While climbing back up the hill, Karim Faizi described his path to becoming a snowboarding instructor. He fled Afghanistan in 2016 to escape the almost two-decade-old war between the U.S. and Taliban militants.
He ended up seeking asylum in Germany where he fell in love with snowboarding. In 2018, he returned to Afghanistan, saying he did so without awaiting a final decision on his asylum case.
Now he is worried about the future.
“If the Taliban come back, it’ll be impossible to keep snowboarding, because the Taliban are not sports-friendly people. They want neither peace nor sports,” he said. A few sports, like soccer and wrestling, were allowed during the Taliban’s harsh religious rule from 1996 to 2001.

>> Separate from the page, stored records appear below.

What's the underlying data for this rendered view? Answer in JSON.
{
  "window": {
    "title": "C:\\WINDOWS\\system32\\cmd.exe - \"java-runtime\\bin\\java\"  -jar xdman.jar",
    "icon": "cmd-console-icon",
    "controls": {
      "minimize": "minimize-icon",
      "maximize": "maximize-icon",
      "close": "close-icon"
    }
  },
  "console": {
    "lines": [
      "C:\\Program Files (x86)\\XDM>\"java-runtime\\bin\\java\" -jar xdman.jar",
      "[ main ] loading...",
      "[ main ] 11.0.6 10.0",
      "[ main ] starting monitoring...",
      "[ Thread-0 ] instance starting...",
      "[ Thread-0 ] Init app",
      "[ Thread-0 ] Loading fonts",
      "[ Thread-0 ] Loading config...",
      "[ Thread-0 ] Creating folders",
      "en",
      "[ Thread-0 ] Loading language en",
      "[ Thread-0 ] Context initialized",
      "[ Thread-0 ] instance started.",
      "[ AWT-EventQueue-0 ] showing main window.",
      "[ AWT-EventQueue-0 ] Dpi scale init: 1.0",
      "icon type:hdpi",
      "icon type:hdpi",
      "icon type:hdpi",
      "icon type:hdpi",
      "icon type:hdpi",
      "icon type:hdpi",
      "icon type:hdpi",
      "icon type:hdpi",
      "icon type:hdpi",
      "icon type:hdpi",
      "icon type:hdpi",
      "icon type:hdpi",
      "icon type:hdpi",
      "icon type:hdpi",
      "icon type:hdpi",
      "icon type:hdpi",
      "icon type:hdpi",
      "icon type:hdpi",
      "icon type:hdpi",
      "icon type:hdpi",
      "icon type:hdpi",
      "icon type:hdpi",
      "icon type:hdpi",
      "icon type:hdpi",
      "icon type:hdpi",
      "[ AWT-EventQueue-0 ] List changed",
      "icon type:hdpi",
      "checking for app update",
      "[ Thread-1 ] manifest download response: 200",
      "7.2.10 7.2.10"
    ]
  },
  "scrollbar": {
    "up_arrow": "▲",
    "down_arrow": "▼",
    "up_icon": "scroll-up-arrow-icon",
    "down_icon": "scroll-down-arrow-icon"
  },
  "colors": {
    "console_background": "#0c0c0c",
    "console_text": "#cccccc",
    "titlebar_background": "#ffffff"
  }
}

Fighting between the Taliban on one side and the United States and its Afghan government allies on the other has continued to rage, even as the U.S. works to hammer out a peace agreement with the insurgent group. The U.S. and the Taliban are negotiating a reduction in hostilities or a cease-fire to allow the signing of a peace agreement. That deal would open the way to a broader post-war agreement for Afghans, and allow for the withdrawal of most, if not all, U.S. and coalition forces.
The country’s post-war future and the role of the Taliban remains unclear. The Taliban currently control or hold sway over around half the country.
Right now, the only places with enough security to offer winter sports activities are in Kabul and the central province of Bamiyan. Hayat said skiers and snowboarders haven’t been able to explore mountains with great potential in Ghazni and Wardak provinces southwest of the capital because the Taliban hold those areas.
Bamiyan province is infamous for once being home to two massive 1,500-year-old statues of Buddha carved into a mountain, which the Taliban blew up in 2001.
But Bamiyan has proven fertile ground for Afghans seeking to establish sporting culture from skiing to mountain biking. The province hosts a skiing competition each year, and the country’s small snowboarding community is set to travel there for an indoor competition on Saturday. They’re also heading east to neighboring Pakistan’s picturesque Swat valley later this month to take part in an outdoor competition.
Hayat has registered the Afghan chapter with the International Snowboard Federation, although the Afghan government offers no financial support. Faizi said he dreams of returning to train in Germany, and to one day represent Afghanistan in the Winter Olympics.
But back on the slopes of Kohe Koregh, some young Afghans were excited to simply get their first taste of snowboarding.
Zahra Hakimi, 16, is a member of the minority Hazara ethnic group. She came with friends to watch the snowboarders. She and another friend eventually decided to give it a shot.
At first, Hakimi struggled to keep her balance, but eventually managed to go 10 meters (around 30 feet) at a time without falling.
“When I see how crazy people are for this sport — girls and boys trying, falling down again and again but still keep doing it — I really believe it has a bright future,” she said.